The probability distribution sub-module is used for mapping the output of the full connection layer to probability distribution by the Softmax function so as to evaluate the predicted professional name matching probability, classify the probability, measure the error of the matching task by adopting the cross entropy loss function, continuously optimize and train by the deep learning optimizer, gradually reduce the loss function until the model training is finished, and store the model;

a loss function calculation sub-module for calculating a loss function using the probability p of the model output for each pair of specialty names (a, b);

where N is the number of samples in the batch, yi is the sample tag, pi is the probability of matching the model output, i ϵ [1, N]；

The specified mode comprises acquisition from the Internet and acquisition from an item pricing base, and the data matching module comprises: a pricing data determining sub-module for determining all target pricing data contained in the project to be assessed, the target pricing data including various project object information capable of generating fees in the project to be assessed, the target pricing data including first target pricing data stored in the project pricing base and second target pricing data not stored in the project pricing base; a pricing base acquisition sub-module for acquiring the first target pricing data from the project pricing base; the Internet acquisition sub-module is used for acquiring the second target pricing data from the Internet; the normalization processing sub-module is used for performing normalization processing on the target pricing data through the dynamic adaptation model to obtain standard pricing data;

The dynamic rule model generation module comprises: the inverse traversal sub-module is used for acquiring the index data of the bottommost layer, caching the index data, and traversing and calculating in a professional dimension parallel inverse sequence by utilizing a cloud computing technology and adopting a divide-and-conquer idea; the calculation sub-module is used for calculating a plurality of indexes in parallel by each task through multiple threads, calculating the algorithm model of the indexes based on rules of materials by each thread, defining rules of materials of each type, and defining a sequence comprising basic coding definition, calculation parameter values, floating proportion, associated coding and calculation; defining a calculation standard of each step, and combining a plurality of rules to form pricing data of the bottom layer indexes; and the data summarizing sub-module is used for summarizing and calculating each task upwards through traversing in reverse order after each thread finishes calculation until each specialty finishes the pricing data, and carrying out peer-to-peer same-node data accumulation according to a complete tree structure, so that new pricing data of the target engineering is formed.

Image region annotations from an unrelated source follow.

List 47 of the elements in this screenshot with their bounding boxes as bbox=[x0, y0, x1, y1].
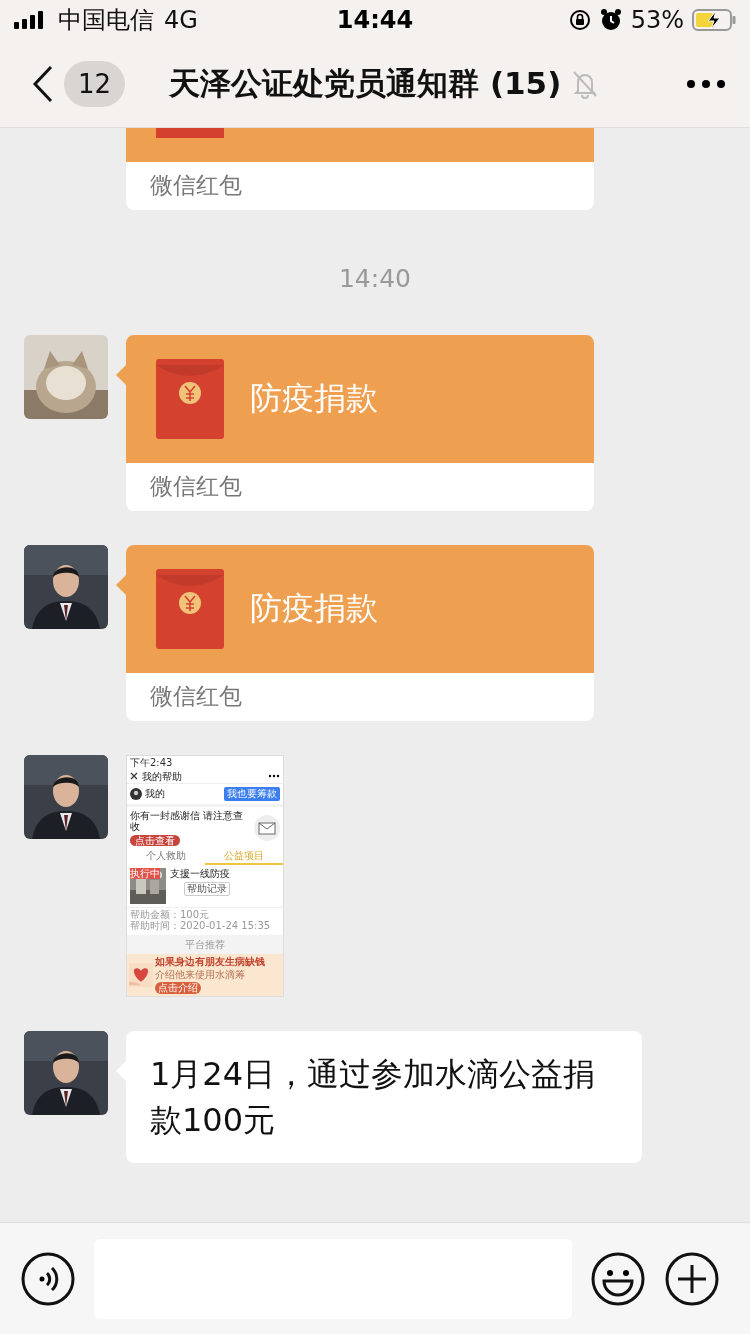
unread-count[interactable]: 12 bbox=[64, 60, 126, 107]
user-avatar-icon bbox=[130, 787, 142, 800]
carrier-name: 中国电信 bbox=[58, 5, 154, 36]
packet-label: 微信红包 bbox=[149, 472, 243, 501]
lucky-money-message[interactable]: 微信红包 bbox=[126, 128, 594, 210]
envelope-icon bbox=[156, 569, 224, 649]
voice-icon[interactable] bbox=[20, 1250, 76, 1307]
promo-banner[interactable]: 如果身边有朋友生病缺钱 介绍他来使用水滴筹 点击介绍 bbox=[127, 954, 283, 996]
emoji-icon[interactable] bbox=[590, 1250, 646, 1307]
packet-title: 防疫捐款 bbox=[250, 588, 378, 629]
message-time: 14:40 bbox=[338, 264, 411, 293]
screenshot-message[interactable]: 下午2:43 我的帮助 我的 我也要筹款 你有一封感谢信 请注意查收 点击查看 个人救助 公益项目 执行中 支援一线防疫 帮助记录 帮助金额：100元 帮助时间：2020-01-24 15:35 平台推荐 如果身边有朋友生病缺钱 介绍他来使用水滴筹 点击介绍 bbox=[126, 755, 284, 997]
view-button[interactable]: 点击查看 bbox=[130, 834, 180, 846]
battery-icon bbox=[692, 8, 736, 32]
shot-status-time: 下午2:43 bbox=[130, 757, 173, 768]
introduce-button[interactable]: 点击介绍 bbox=[155, 982, 201, 994]
help-detail: 帮助金额：100元 bbox=[130, 908, 211, 920]
packet-label: 微信红包 bbox=[149, 682, 243, 711]
more-icon[interactable] bbox=[268, 774, 280, 779]
shot-tab[interactable]: 个人救助 bbox=[127, 849, 205, 865]
envelope-icon bbox=[156, 128, 224, 138]
raise-funds-button[interactable]: 我也要筹款 bbox=[224, 787, 280, 801]
envelope-icon bbox=[156, 359, 224, 439]
banner-subtitle: 介绍他来使用水滴筹 bbox=[155, 968, 245, 980]
shot-title: 我的帮助 bbox=[142, 770, 182, 782]
packet-title: 防疫捐款 bbox=[250, 378, 378, 419]
envelope-icon bbox=[254, 814, 280, 841]
banner-headline: 如果身边有朋友生病缺钱 bbox=[155, 956, 266, 968]
more-icon[interactable] bbox=[686, 78, 726, 89]
battery-percent: 53% bbox=[630, 6, 684, 34]
project-name: 支援一线防疫 bbox=[170, 867, 230, 879]
shot-user-name: 我的 bbox=[145, 788, 165, 800]
status-time: 14:44 bbox=[336, 6, 414, 34]
rotation-lock-icon bbox=[568, 9, 591, 31]
recommend-heading: 平台推荐 bbox=[185, 938, 225, 950]
close-icon[interactable] bbox=[130, 772, 138, 781]
chat-title: 天泽公证处党员通知群 (15) bbox=[169, 63, 562, 103]
network-type: 4G bbox=[164, 6, 198, 34]
alarm-icon bbox=[598, 8, 623, 32]
plus-icon[interactable] bbox=[664, 1250, 720, 1307]
text-message: 1月24日，通过参加水滴公益捐款100元 bbox=[126, 1030, 642, 1163]
back-icon[interactable] bbox=[32, 64, 54, 103]
thank-you-notice: 你有一封感谢信 请注意查收 bbox=[130, 809, 245, 833]
packet-label: 微信红包 bbox=[149, 171, 243, 200]
help-record-button[interactable]: 帮助记录 bbox=[184, 882, 230, 896]
status-badge: 执行中 bbox=[130, 867, 160, 879]
help-detail: 帮助时间：2020-01-24 15:35 bbox=[130, 920, 272, 932]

5. A computer device, comprising: a processor, a memory and a bus, the memory storing machine-readable instructions executable by the processor, the processor and the memory in communication via the bus when the computer device is running, the machine-readable instructions when executed by the processor performing the engineering cost assessment method of any one of claims 1 to 3.

6. A computer-readable storage medium, characterized in that the computer-readable storage medium has stored thereon a computer program which, when executed by a processor, performs the engineering cost assessment method according to any one of claims 1 to 3.